King was convinced. So get ready to return to the Overlook Hotel.
"If he hadn't given his blessing, I wouldn't have made the film," admits Flanagan. "But he did and then he backed off, which he often does with his adaptations because he doesn't want to intrude. The trade-off is that if he doesn't like it, he'll say so. Which is what happened to Kubrick."
In Doctor Sleep, we meet the adult Danny Torrance (played by Ewan McGregor), who as a little boy was chased around the Overlook by his axe-wielding father in The Shining.
After his long-suppressed psychic abilities re-emerge, Dan's fate becomes intertwined with that of a young girl named Abra (Kyleigh Curran), whose own superlative powers have made her the target of a vicious band of wanderers who feed on other people's "shine".
"Abra doesn't care about the Overlook Hotel," explains Flanagan. "She is the eyes into this whole world I think for a lot of viewers who haven't seen The Shining."
Beloved Kiwi actor Cliff Curtis has a prominent role as Dan's friend, Billy Freeman.
"I've loved Cliff Curtis for many years," says Flanagan.
"He disappears so completely into the characters he plays. You look at Cliff in Training Day and you look at him in Fear The Walking Dead and it's like, is this the same person? He's a chameleon. He took a character that could just be kind of 'the friend' and made it an endearing and important cog of this film."
The Shining is one of the most scrutinised films of all time and many have long speculated that Kubrick layered it with hidden messages. One being an admission that he faked the moon landing. A grinning Flanagan admits to inserting a few Easter eggs of his own into Doctor Sleep.
"There's stuff in there. I don't have the level of sophistication that Kubrick has but I wanted to put little things in there that could spark conversations and reward repeat viewings. I didn't want to make anyone think I'd faked the Mars Rover or anything."

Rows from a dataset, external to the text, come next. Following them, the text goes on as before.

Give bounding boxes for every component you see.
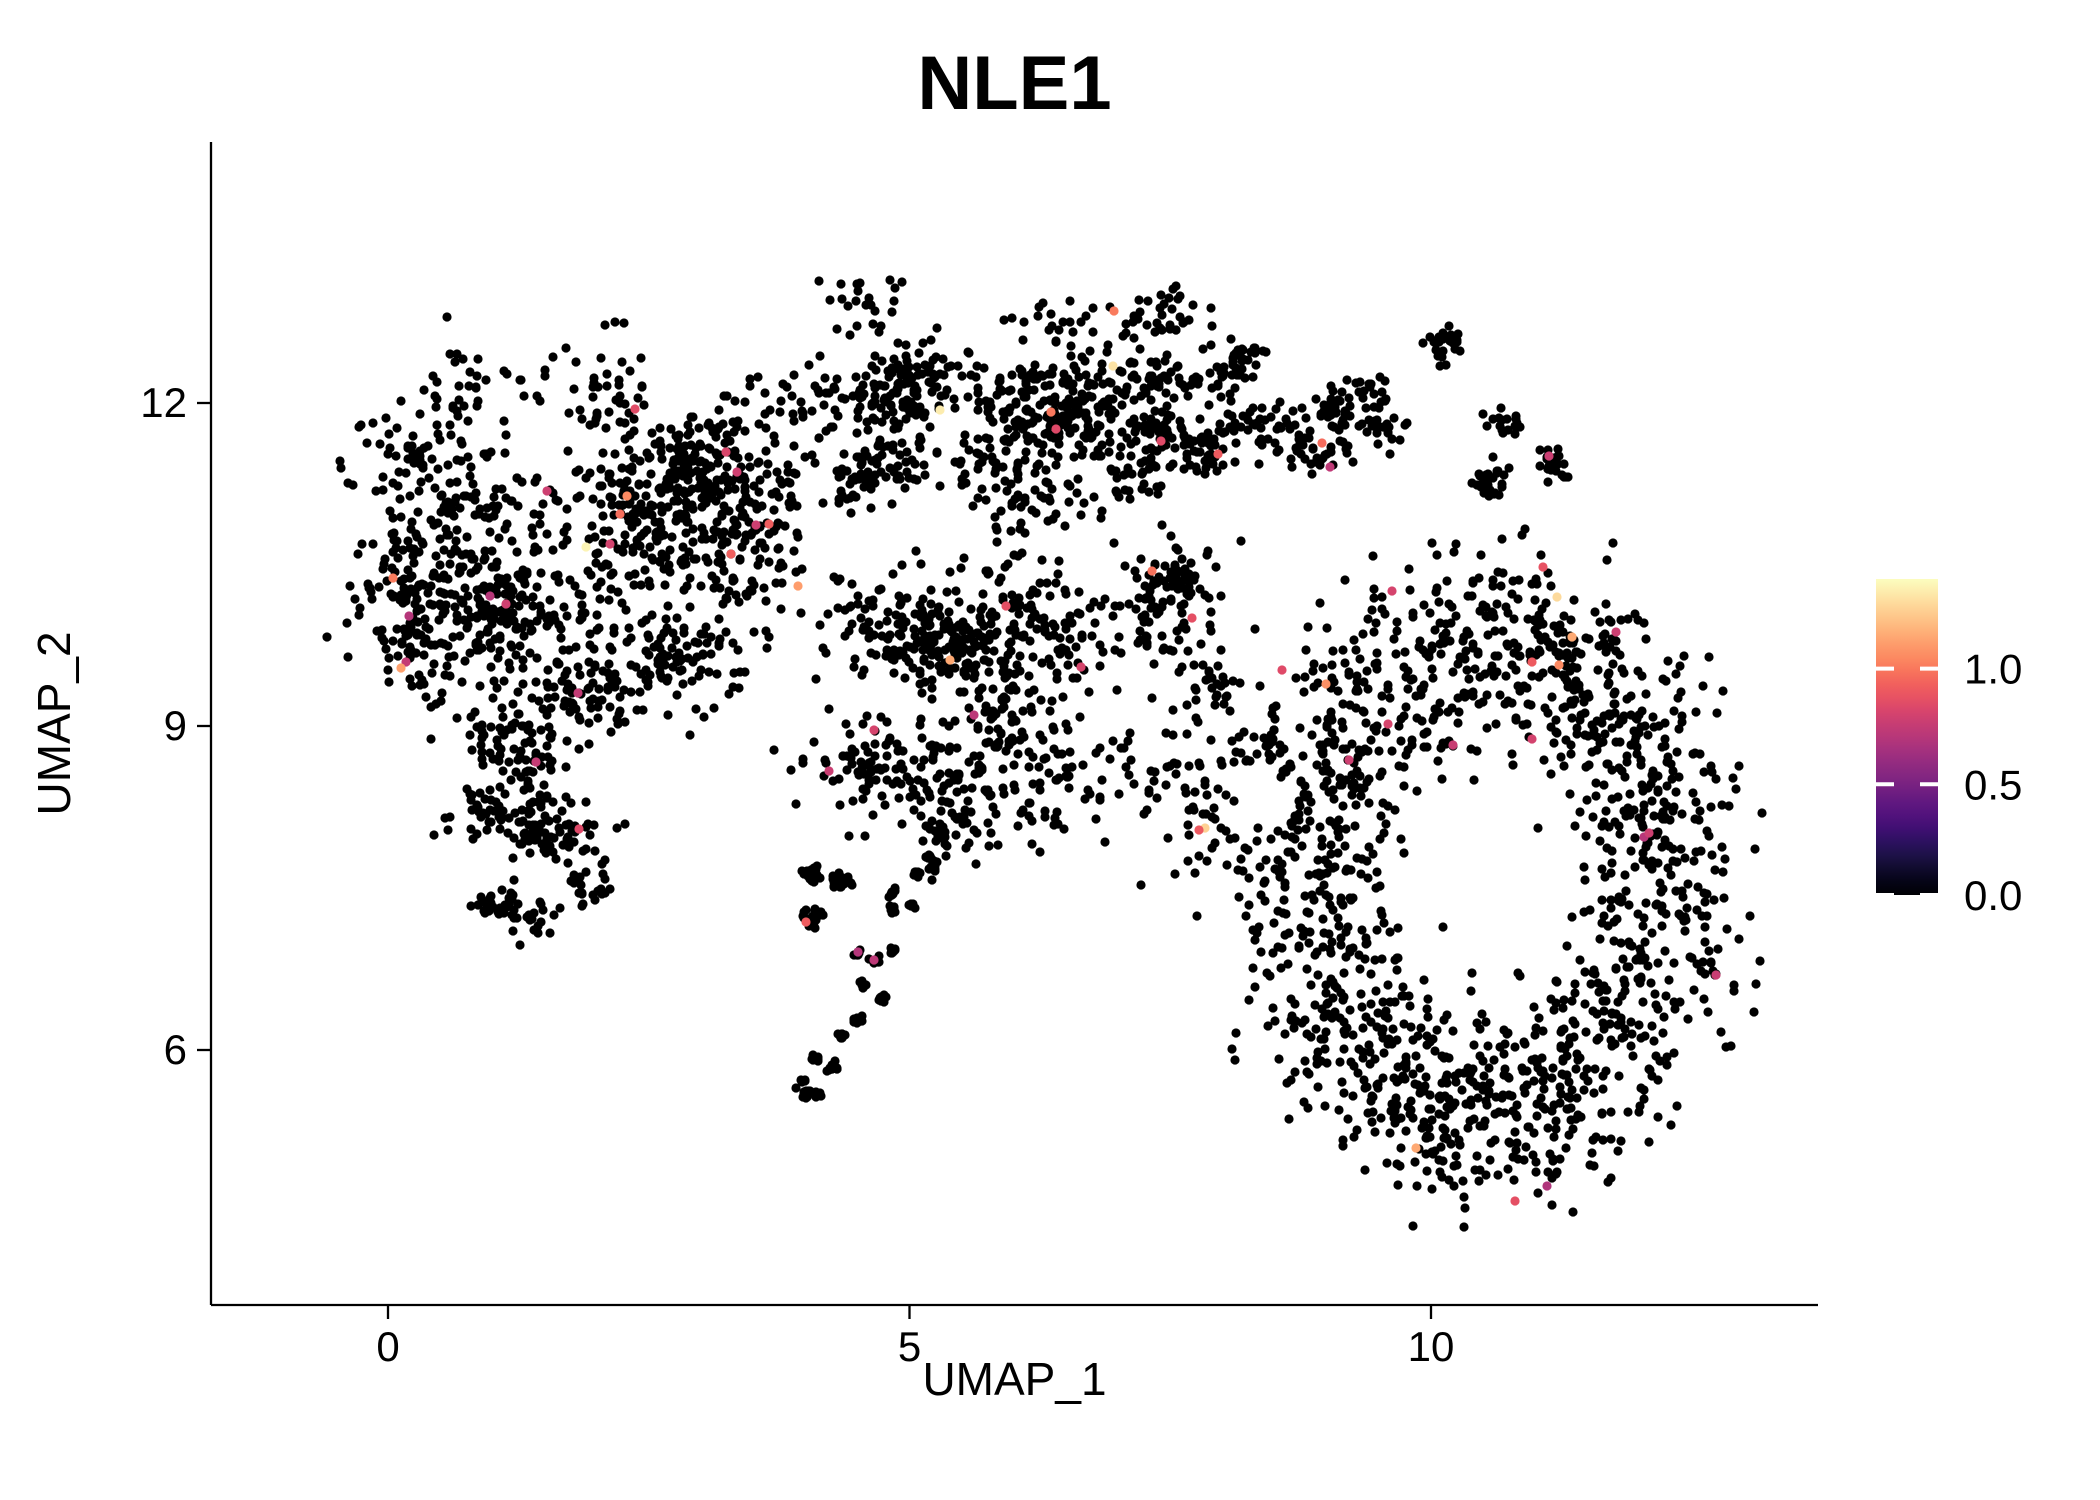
svg-text:12: 12 [140, 379, 187, 426]
svg-text:0: 0 [376, 1323, 399, 1370]
svg-text:UMAP_2: UMAP_2 [28, 631, 80, 815]
svg-text:5: 5 [898, 1323, 921, 1370]
svg-text:UMAP_1: UMAP_1 [922, 1353, 1106, 1405]
svg-text:10: 10 [1408, 1323, 1455, 1370]
svg-text:6: 6 [164, 1026, 187, 1073]
svg-text:9: 9 [164, 702, 187, 749]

As much as Doctor Sleep is being sold as a Shining follow-up, Flanagan says he was able to rationalise the enormity of that task by focusing on the new elements.
"I had this other story I had to tell that had nothing to do with Kubrick. Dan's and Abra's story, that Kubrick never took a swing at whatsoever, that wasn't even a gleam in King's eye when he wrote The Shining. This new story needed to be honoured, and told properly."